Robert Hickmott. Two-time Melbourne Cup-winning horse trainer with Green Moon (2012) and Almandin (2016). Played two games with Melbourne in 1990-91.
CENTRE LINE
Jamie Cooper. Artist best known for painting the ‘Team of the Century’ of the AFL and a number of AFL clubs. Played 26 games with Fitzroy from 1994-97.
Don Chipp. Inaugural leader of the Australian Democrats Party. Played three games with Fitzroy in 1947.
Barry Ion. Legendary South Australian radio broadcaster. Played 40 games with Footscray from 1961-65 and was a member of the Dogs’ 1961 grand final side.
HALF FORWARD LINE
Ryan Fitzgerald (captain). Breakfast radio host, television regular and comedian. Played 10 games with the Sydney Swans in 2000 and eight games with Adelaide in 2002.
Keith Miller. Legendary Australian Test cricketer named vice-captain of the Team of the Century. Played 50 games with St Kilda from 1940-42 and 1946.

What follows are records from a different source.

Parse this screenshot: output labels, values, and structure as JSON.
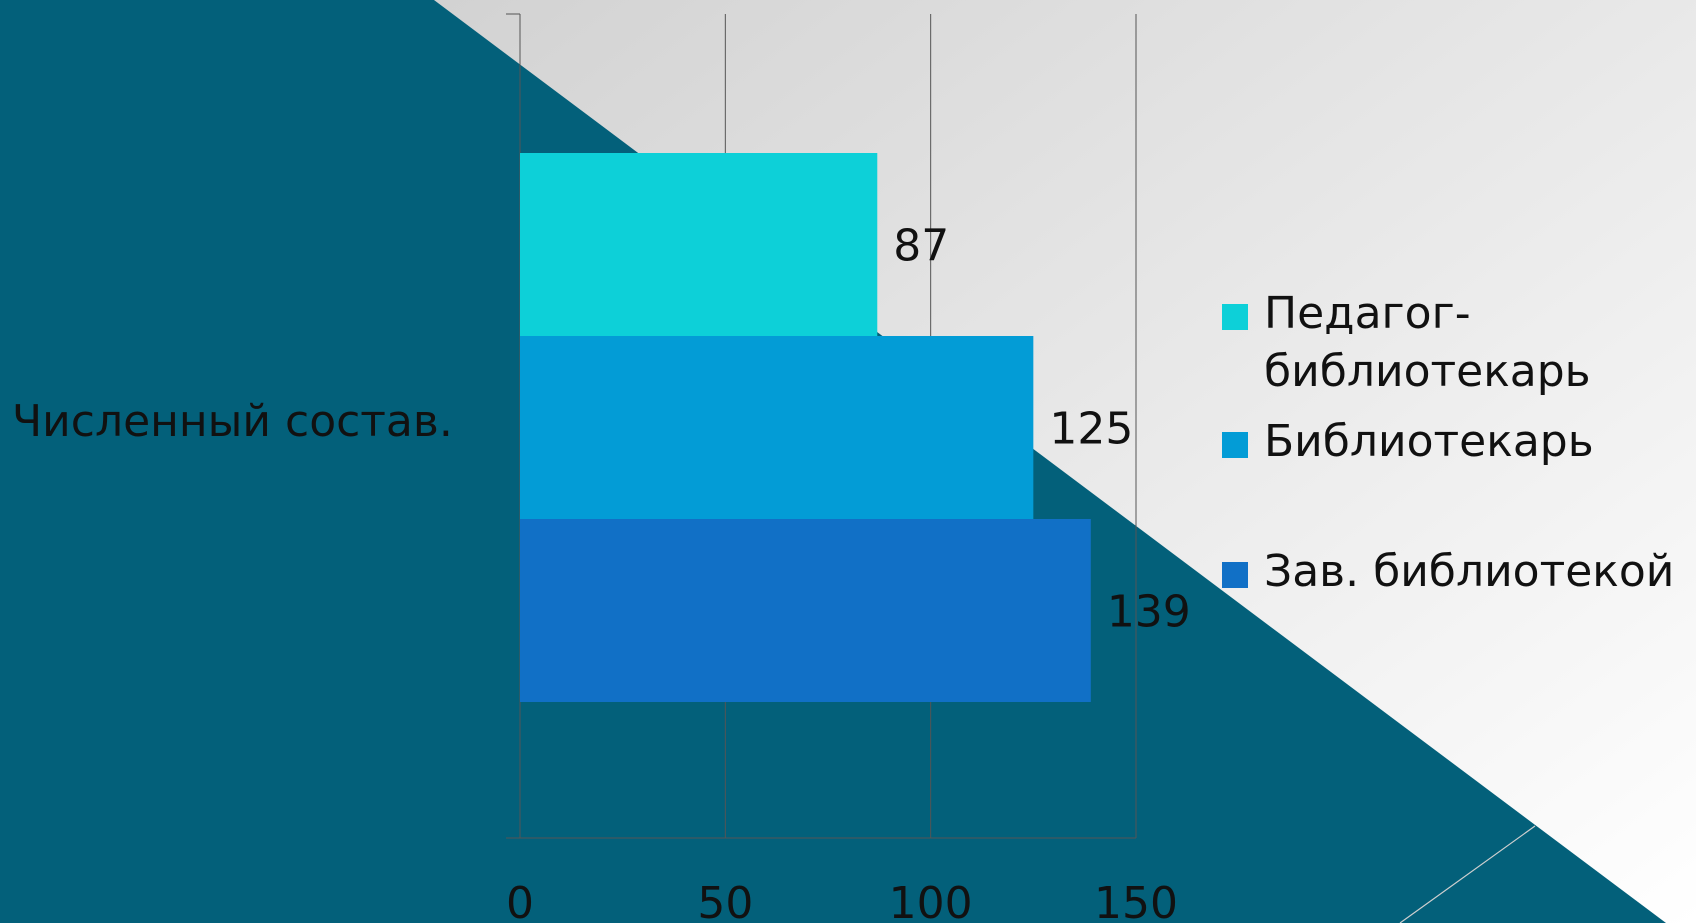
{
  "chart_data": {
    "type": "bar",
    "orientation": "horizontal",
    "categories": [
      "Численный состав."
    ],
    "series": [
      {
        "name": "Педагог-библиотекарь",
        "values": [
          87
        ],
        "color": "#0dd0d8"
      },
      {
        "name": "Библиотекарь",
        "values": [
          125
        ],
        "color": "#039cd6"
      },
      {
        "name": "Зав. библиотекой",
        "values": [
          139
        ],
        "color": "#1170c6"
      }
    ],
    "xlim": [
      0,
      150
    ],
    "xticks": [
      "0",
      "50",
      "100",
      "150"
    ],
    "grid": "vertical",
    "legend_position": "right"
  },
  "background": {
    "dark": "#03607a",
    "light_top": "#d4d4d4",
    "light_bottom": "#ffffff"
  }
}
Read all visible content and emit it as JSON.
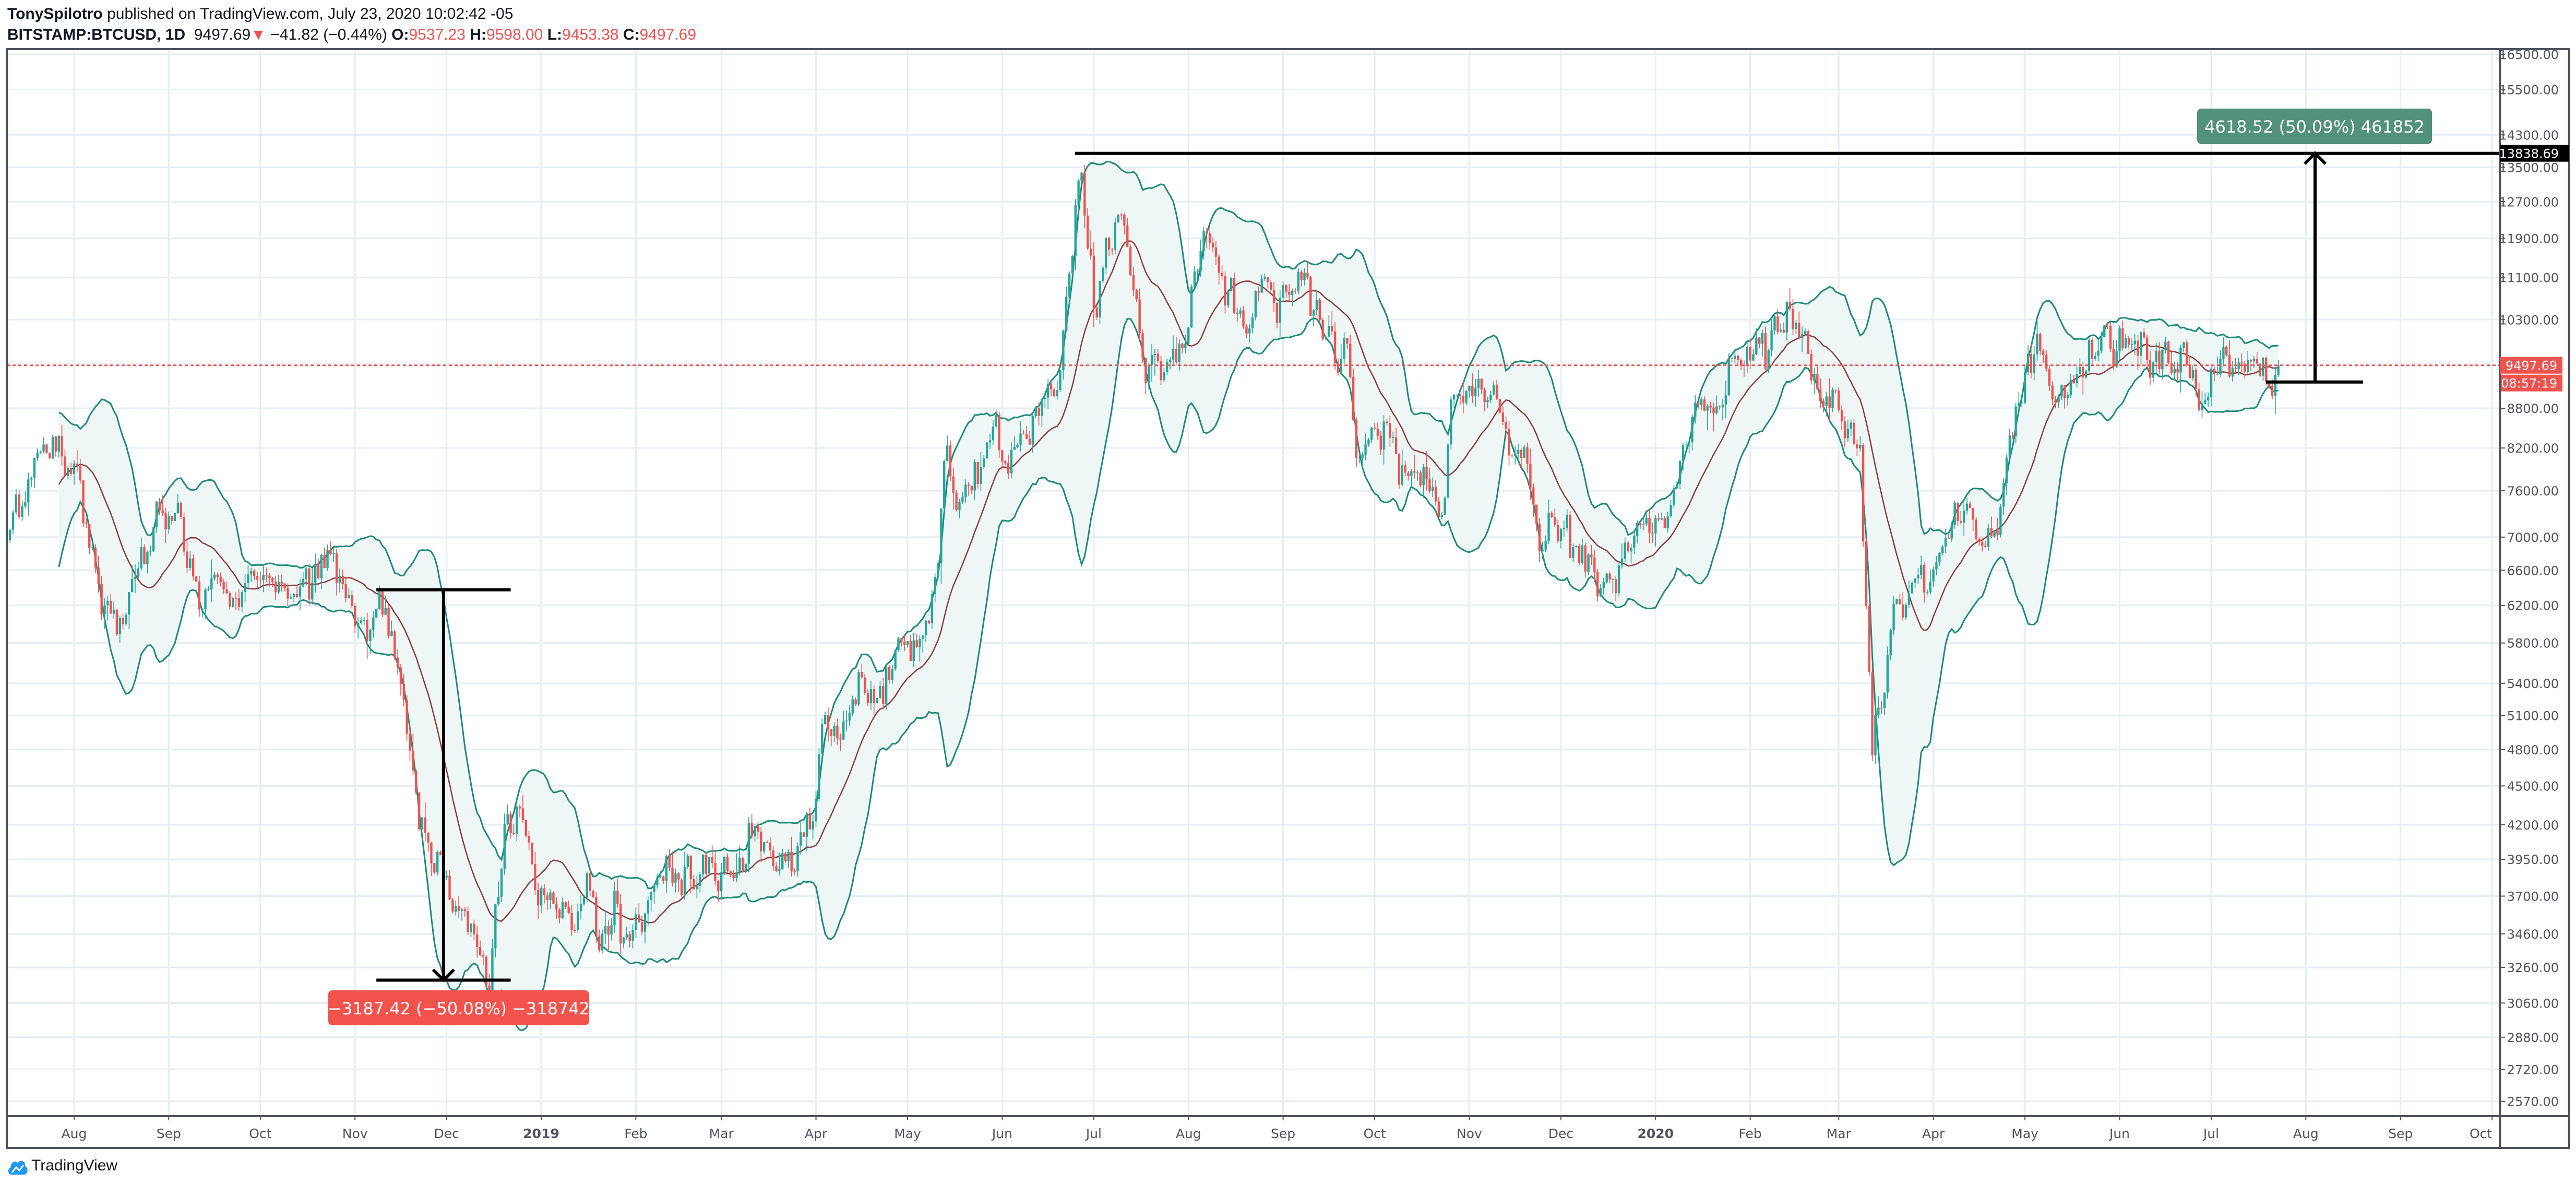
{
  "header": {
    "author": "TonySpilotro",
    "published_text": " published on TradingView.com, July 23, 2020 10:02:42 -05",
    "symbol": "BITSTAMP:BTCUSD, 1D",
    "last": "9497.69",
    "change": "−41.82 (−0.44%)",
    "o_label": "O:",
    "o": "9537.23",
    "h_label": "H:",
    "h": "9598.00",
    "l_label": "L:",
    "l": "9453.38",
    "c_label": "C:",
    "c": "9497.69"
  },
  "branding": {
    "logo_text": "TradingView"
  },
  "colors": {
    "up": "#26a69a",
    "down": "#ef5350",
    "band": "#1e8a7a",
    "band_fill": "#eef7f6",
    "basis": "#8b3a3a",
    "grid": "#e6edf3",
    "measure_up": "#52917c",
    "measure_down": "#f3534d"
  },
  "chart_data": {
    "type": "candlestick",
    "title": "BITSTAMP:BTCUSD, 1D",
    "scale": "log",
    "ylim": [
      2500,
      17000
    ],
    "indicator": "Bollinger Bands (20, 2)",
    "yticks": [
      "16500.00",
      "15500.00",
      "14300.00",
      "13500.00",
      "12700.00",
      "11900.00",
      "11100.00",
      "10300.00",
      "8800.00",
      "8200.00",
      "7600.00",
      "7000.00",
      "6600.00",
      "6200.00",
      "5800.00",
      "5400.00",
      "5100.00",
      "4800.00",
      "4500.00",
      "4200.00",
      "3950.00",
      "3700.00",
      "3460.00",
      "3260.00",
      "3060.00",
      "2880.00",
      "2720.00",
      "2570.00"
    ],
    "xticks": [
      {
        "date": "2018-08-01",
        "label": "Aug"
      },
      {
        "date": "2018-09-01",
        "label": "Sep"
      },
      {
        "date": "2018-10-01",
        "label": "Oct"
      },
      {
        "date": "2018-11-01",
        "label": "Nov"
      },
      {
        "date": "2018-12-01",
        "label": "Dec"
      },
      {
        "date": "2019-01-01",
        "label": "2019"
      },
      {
        "date": "2019-02-01",
        "label": "Feb"
      },
      {
        "date": "2019-03-01",
        "label": "Mar"
      },
      {
        "date": "2019-04-01",
        "label": "Apr"
      },
      {
        "date": "2019-05-01",
        "label": "May"
      },
      {
        "date": "2019-06-01",
        "label": "Jun"
      },
      {
        "date": "2019-07-01",
        "label": "Jul"
      },
      {
        "date": "2019-08-01",
        "label": "Aug"
      },
      {
        "date": "2019-09-01",
        "label": "Sep"
      },
      {
        "date": "2019-10-01",
        "label": "Oct"
      },
      {
        "date": "2019-11-01",
        "label": "Nov"
      },
      {
        "date": "2019-12-01",
        "label": "Dec"
      },
      {
        "date": "2020-01-01",
        "label": "2020"
      },
      {
        "date": "2020-02-01",
        "label": "Feb"
      },
      {
        "date": "2020-03-01",
        "label": "Mar"
      },
      {
        "date": "2020-04-01",
        "label": "Apr"
      },
      {
        "date": "2020-05-01",
        "label": "May"
      },
      {
        "date": "2020-06-01",
        "label": "Jun"
      },
      {
        "date": "2020-07-01",
        "label": "Jul"
      },
      {
        "date": "2020-08-01",
        "label": "Aug"
      },
      {
        "date": "2020-09-01",
        "label": "Sep"
      },
      {
        "date": "2020-10-01",
        "label": "Oct"
      }
    ],
    "approx_close_path": [
      [
        "2018-07-08",
        6700
      ],
      [
        "2018-07-24",
        8200
      ],
      [
        "2018-07-31",
        7700
      ],
      [
        "2018-08-10",
        6300
      ],
      [
        "2018-08-14",
        6000
      ],
      [
        "2018-08-20",
        6400
      ],
      [
        "2018-09-04",
        7300
      ],
      [
        "2018-09-10",
        6300
      ],
      [
        "2018-09-20",
        6500
      ],
      [
        "2018-10-10",
        6550
      ],
      [
        "2018-10-20",
        6450
      ],
      [
        "2018-11-05",
        6400
      ],
      [
        "2018-11-13",
        6300
      ],
      [
        "2018-11-15",
        5600
      ],
      [
        "2018-11-20",
        4500
      ],
      [
        "2018-11-25",
        3900
      ],
      [
        "2018-12-05",
        3700
      ],
      [
        "2018-12-15",
        3200
      ],
      [
        "2018-12-20",
        4000
      ],
      [
        "2018-12-24",
        4000
      ],
      [
        "2018-12-31",
        3700
      ],
      [
        "2019-01-10",
        3600
      ],
      [
        "2019-01-28",
        3450
      ],
      [
        "2019-02-08",
        3650
      ],
      [
        "2019-02-18",
        3900
      ],
      [
        "2019-03-31",
        4100
      ],
      [
        "2019-04-03",
        4900
      ],
      [
        "2019-04-20",
        5300
      ],
      [
        "2019-05-10",
        6300
      ],
      [
        "2019-05-14",
        8000
      ],
      [
        "2019-05-17",
        7300
      ],
      [
        "2019-05-30",
        8600
      ],
      [
        "2019-06-03",
        8000
      ],
      [
        "2019-06-20",
        9500
      ],
      [
        "2019-06-26",
        12900
      ],
      [
        "2019-07-02",
        10500
      ],
      [
        "2019-07-10",
        12300
      ],
      [
        "2019-07-17",
        9500
      ],
      [
        "2019-07-30",
        9700
      ],
      [
        "2019-08-06",
        11800
      ],
      [
        "2019-08-15",
        10300
      ],
      [
        "2019-09-05",
        10600
      ],
      [
        "2019-09-23",
        9700
      ],
      [
        "2019-09-25",
        8400
      ],
      [
        "2019-10-24",
        7400
      ],
      [
        "2019-10-26",
        9300
      ],
      [
        "2019-11-08",
        8800
      ],
      [
        "2019-11-20",
        8000
      ],
      [
        "2019-11-25",
        7100
      ],
      [
        "2019-12-03",
        7300
      ],
      [
        "2019-12-17",
        6600
      ],
      [
        "2019-12-20",
        7150
      ],
      [
        "2020-01-02",
        7000
      ],
      [
        "2020-01-14",
        8800
      ],
      [
        "2020-02-13",
        10300
      ],
      [
        "2020-02-20",
        9700
      ],
      [
        "2020-02-27",
        8800
      ],
      [
        "2020-03-08",
        8000
      ],
      [
        "2020-03-12",
        4900
      ],
      [
        "2020-03-19",
        6200
      ],
      [
        "2020-03-31",
        6400
      ],
      [
        "2020-04-06",
        7300
      ],
      [
        "2020-04-20",
        6900
      ],
      [
        "2020-04-29",
        8800
      ],
      [
        "2020-05-07",
        9800
      ],
      [
        "2020-05-10",
        8700
      ],
      [
        "2020-05-20",
        9500
      ],
      [
        "2020-06-01",
        10200
      ],
      [
        "2020-06-10",
        9800
      ],
      [
        "2020-06-20",
        9300
      ],
      [
        "2020-06-30",
        9150
      ],
      [
        "2020-07-10",
        9250
      ],
      [
        "2020-07-20",
        9160
      ],
      [
        "2020-07-23",
        9497.69
      ]
    ],
    "last_price_label": "9497.69",
    "countdown_label": "08:57:19",
    "annotations": {
      "measure_down": {
        "from_price": 6375,
        "to_price": 3187,
        "from_date": "2018-11-08",
        "to_date": "2018-12-22",
        "arrow_date": "2018-11-30",
        "label": "−3187.42 (−50.08%) −318742"
      },
      "measure_up": {
        "from_price": 9220.17,
        "to_price": 13838.69,
        "label": "4618.52 (50.09%) 461852",
        "price_label": "13838.69"
      }
    }
  }
}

Brian Morrison. A world champion shearer and member of the World Shearing Hall of Fame. Played six games with Richmond in 1960.
FULL FORWARD LINE
Bill Lang. Australian Boxing Hall of Famer who was the first Australian to fight for the world heavyweight title. Played 14 games with Richmond in 1908-09.
Simon O’Donnell. International Cricketer of the Year and noted horse racing and media personality. Played 24 games with St Kilda in 1982-83.

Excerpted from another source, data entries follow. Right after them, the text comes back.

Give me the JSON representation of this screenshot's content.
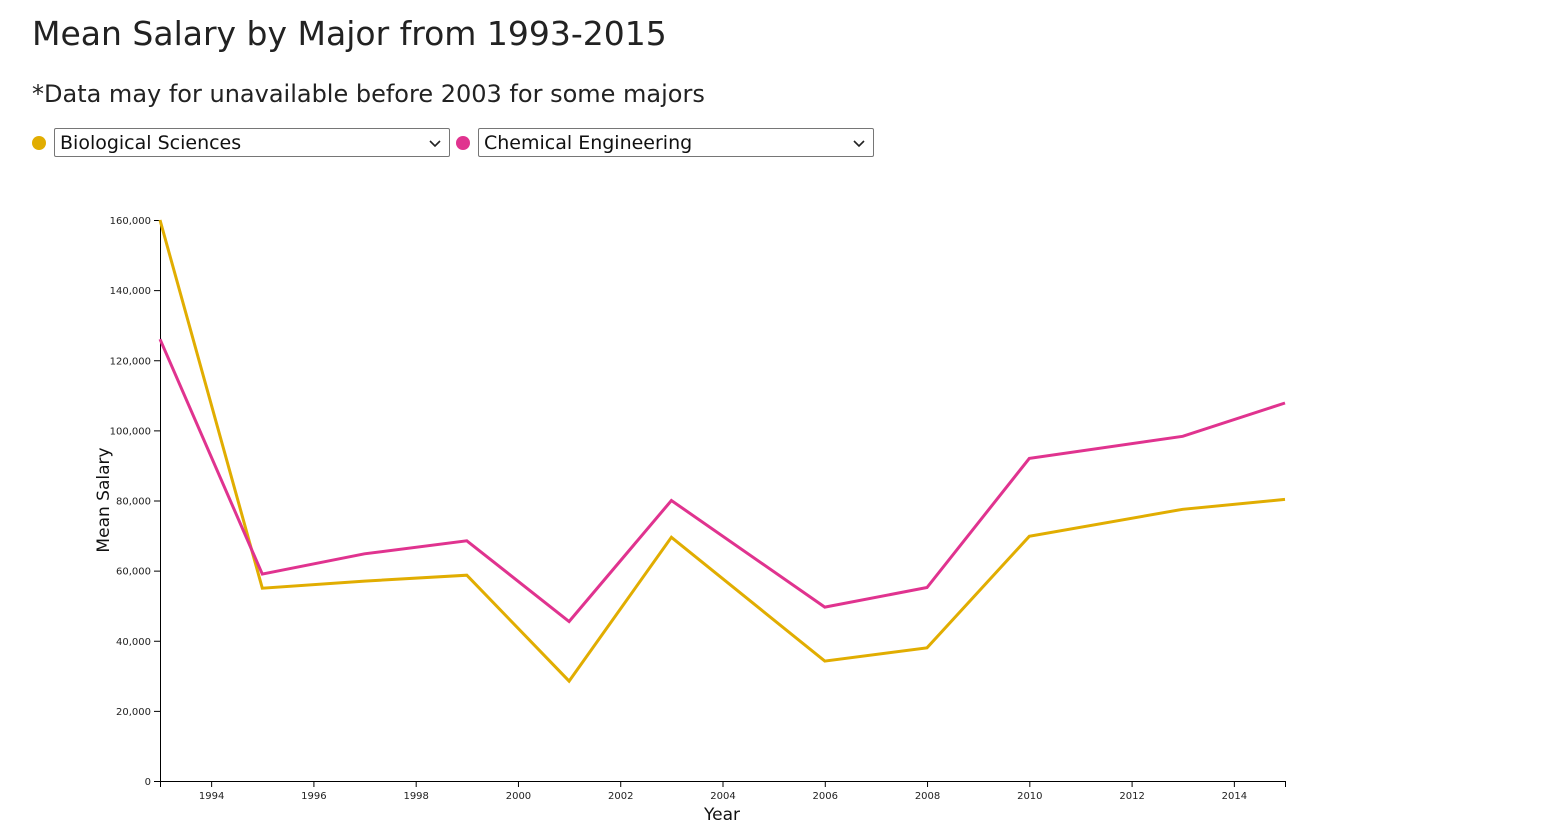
{
  "header": {
    "title": "Mean Salary by Major from 1993-2015",
    "subtitle": "*Data may for unavailable before 2003 for some majors"
  },
  "controls": {
    "left_select": {
      "value": "Biological Sciences",
      "color": "#e1ad01",
      "icon": "chevron-down-icon"
    },
    "right_select": {
      "value": "Chemical Engineering",
      "color": "#e0338f",
      "icon": "chevron-down-icon"
    }
  },
  "chart_data": {
    "type": "line",
    "title": "",
    "xlabel": "Year",
    "ylabel": "Mean Salary",
    "xlim": [
      1993,
      2015
    ],
    "ylim": [
      0,
      160000
    ],
    "x_ticks": [
      1994,
      1996,
      1998,
      2000,
      2002,
      2004,
      2006,
      2008,
      2010,
      2012,
      2014
    ],
    "y_ticks": [
      0,
      20000,
      40000,
      60000,
      80000,
      100000,
      120000,
      140000,
      160000
    ],
    "y_tick_labels": [
      "0",
      "20,000",
      "40,000",
      "60,000",
      "80,000",
      "100,000",
      "120,000",
      "140,000",
      "160,000"
    ],
    "grid": false,
    "legend": "none",
    "series": [
      {
        "color": "#e1ad01",
        "x": [
          1993,
          1995,
          1997,
          1999,
          2001,
          2003,
          2006,
          2008,
          2010,
          2013,
          2015
        ],
        "values": [
          160000,
          55000,
          57000,
          58700,
          28500,
          69500,
          34200,
          38000,
          69800,
          77500,
          80300
        ]
      },
      {
        "color": "#e0338f",
        "x": [
          1993,
          1995,
          1997,
          1999,
          2001,
          2003,
          2006,
          2008,
          2010,
          2013,
          2015
        ],
        "values": [
          126000,
          59000,
          64800,
          68500,
          45500,
          80000,
          49600,
          55200,
          92000,
          98300,
          107800
        ]
      }
    ]
  }
}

Shaun Hampson. Husband of supermodel Megan Gale. Played 98 games with Carlton and Richmond from 2007-16.
RUCK
Max Walker. Test cricketer and author. Played 85 games with Melbourne 1967-72.
Ambrose Palmer. Australian boxing champion, trainer and Hall of Famer who was in Johnny Famechon’s corner when he fought for the world title. Played 83 games with Footscray from 1933-43.
Ray Groom. Tasmanian Premier. Played 92 games with Melbourne from 1963-68.
INTERCHANGE
Ray Steele. Manager of the Australian Cricket Team on the 1972 Ashes tour to England and long-time Victorian cricket administrator who led the establishment’s fight against Kerry Packer and World Series Cricket. Played 42 games with Richmond from 1940-43, and was a member of the 1943 premiership side after grand final losses in 1940 and ’42.
Jack Galbally. Victorian politician and prominent barrister . Played seven games with Collingwood in 1933-34.
Israel Folau, Australian rugby league and rugby union international. Played 13 games for GWS in 2012.
Karmichael Hunt. Australian rugby league and rugby union international. Played 44 games for Gold Coast 2011-14.